Witness in Michael Ververis case testifies that Springfield patrolman seized her phone after she recorded alleged police brutality
The Republican by Jack Flynn  -  February 28, 2012

SPRINGFIELD, MA – A witness testified today that a city police officer seized her cell phone while she was recording a violent arrest in the entertainment district last year. “It was so fast – one of them comes up to me and takes my phone from me,” said Raquel Perosa, 38, of Springfield. “I said, ‘give me my phone back.
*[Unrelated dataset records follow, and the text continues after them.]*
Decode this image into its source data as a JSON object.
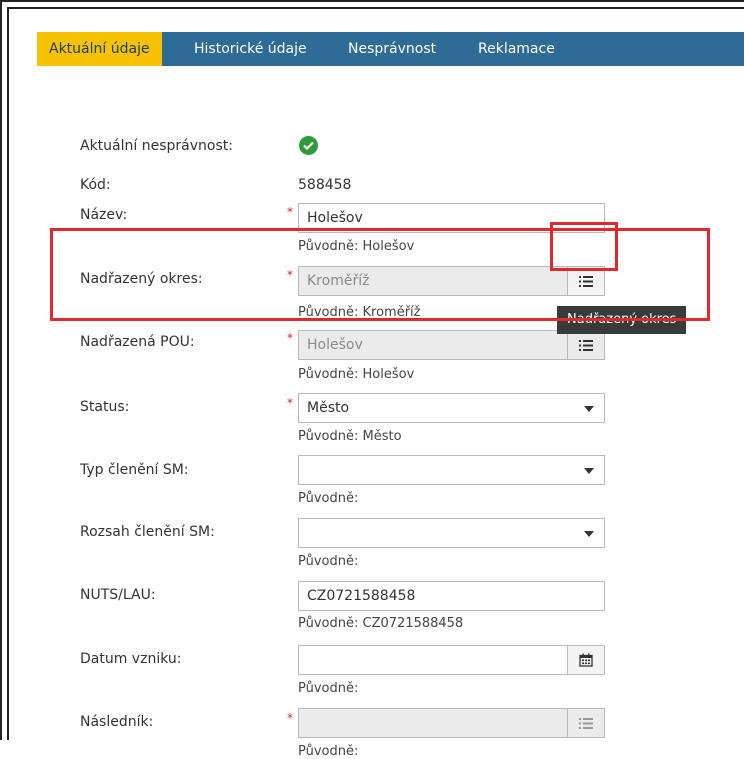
{
  "tabs": [
    {
      "label": "Aktuální údaje",
      "active": true
    },
    {
      "label": "Historické údaje",
      "active": false
    },
    {
      "label": "Nesprávnost",
      "active": false
    },
    {
      "label": "Reklamace",
      "active": false
    }
  ],
  "fields": {
    "aktualni_nespravnost": {
      "label": "Aktuální nesprávnost:",
      "status_icon": "check-circle-icon",
      "status_color": "#2e9a3a"
    },
    "kod": {
      "label": "Kód:",
      "value": "588458"
    },
    "nazev": {
      "label": "Název:",
      "value": "Holešov",
      "original": "Původně: Holešov",
      "required": "*"
    },
    "nadrazeny_okres": {
      "label": "Nadřazený okres:",
      "value": "Kroměříž",
      "original": "Původně: Kroměříž",
      "required": "*",
      "button_icon": "list-icon"
    },
    "nadrazena_pou": {
      "label": "Nadřazená POU:",
      "value": "Holešov",
      "original": "Původně: Holešov",
      "required": "*",
      "button_icon": "list-icon"
    },
    "status": {
      "label": "Status:",
      "value": "Město",
      "original": "Původně: Město",
      "required": "*"
    },
    "typ_cleneni_sm": {
      "label": "Typ členění SM:",
      "value": "",
      "original": "Původně:"
    },
    "rozsah_cleneni_sm": {
      "label": "Rozsah členění SM:",
      "value": "",
      "original": "Původně:"
    },
    "nuts_lau": {
      "label": "NUTS/LAU:",
      "value": "CZ0721588458",
      "original": "Původně: CZ0721588458"
    },
    "datum_vzniku": {
      "label": "Datum vzniku:",
      "value": "",
      "original": "Původně:",
      "button_icon": "calendar-icon"
    },
    "naslednik": {
      "label": "Následník:",
      "value": "",
      "original": "Původně:",
      "required": "*",
      "button_icon": "list-icon"
    }
  },
  "tooltip": {
    "text": "Nadřazený okres"
  },
  "colors": {
    "tab_bar": "#2e6c95",
    "tab_active": "#f6c200",
    "required_marker": "#d12b2b",
    "highlight": "#e0282e"
  }
}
If you want to erase something erase it but give me back the phone.’” Perosa was testifying in Springfield District Court in a pre-trial hearing for Middletown, Conn. resident Michael Ververis, who is facing charges of assault and battery on a police officer, attempted larceny of a firearm and other charges from a January 2011 incident on Worthington St. Ververis’ lawyer has filed an motion to dismiss all charges against his client, arguing that police seized the cellphone from the witness, then erased the video, effectively destroying evidence that could exonerate his client. Under questioning from Assistant District Max Bennett, Perosa said she was unsure if she had saved the video on her cell phone before turning it over to a patrolman. But defense lawyer Luke Ryan said he will call an expert witness this afternoon who will testify the video would have automatically saved on that brand of cell phone.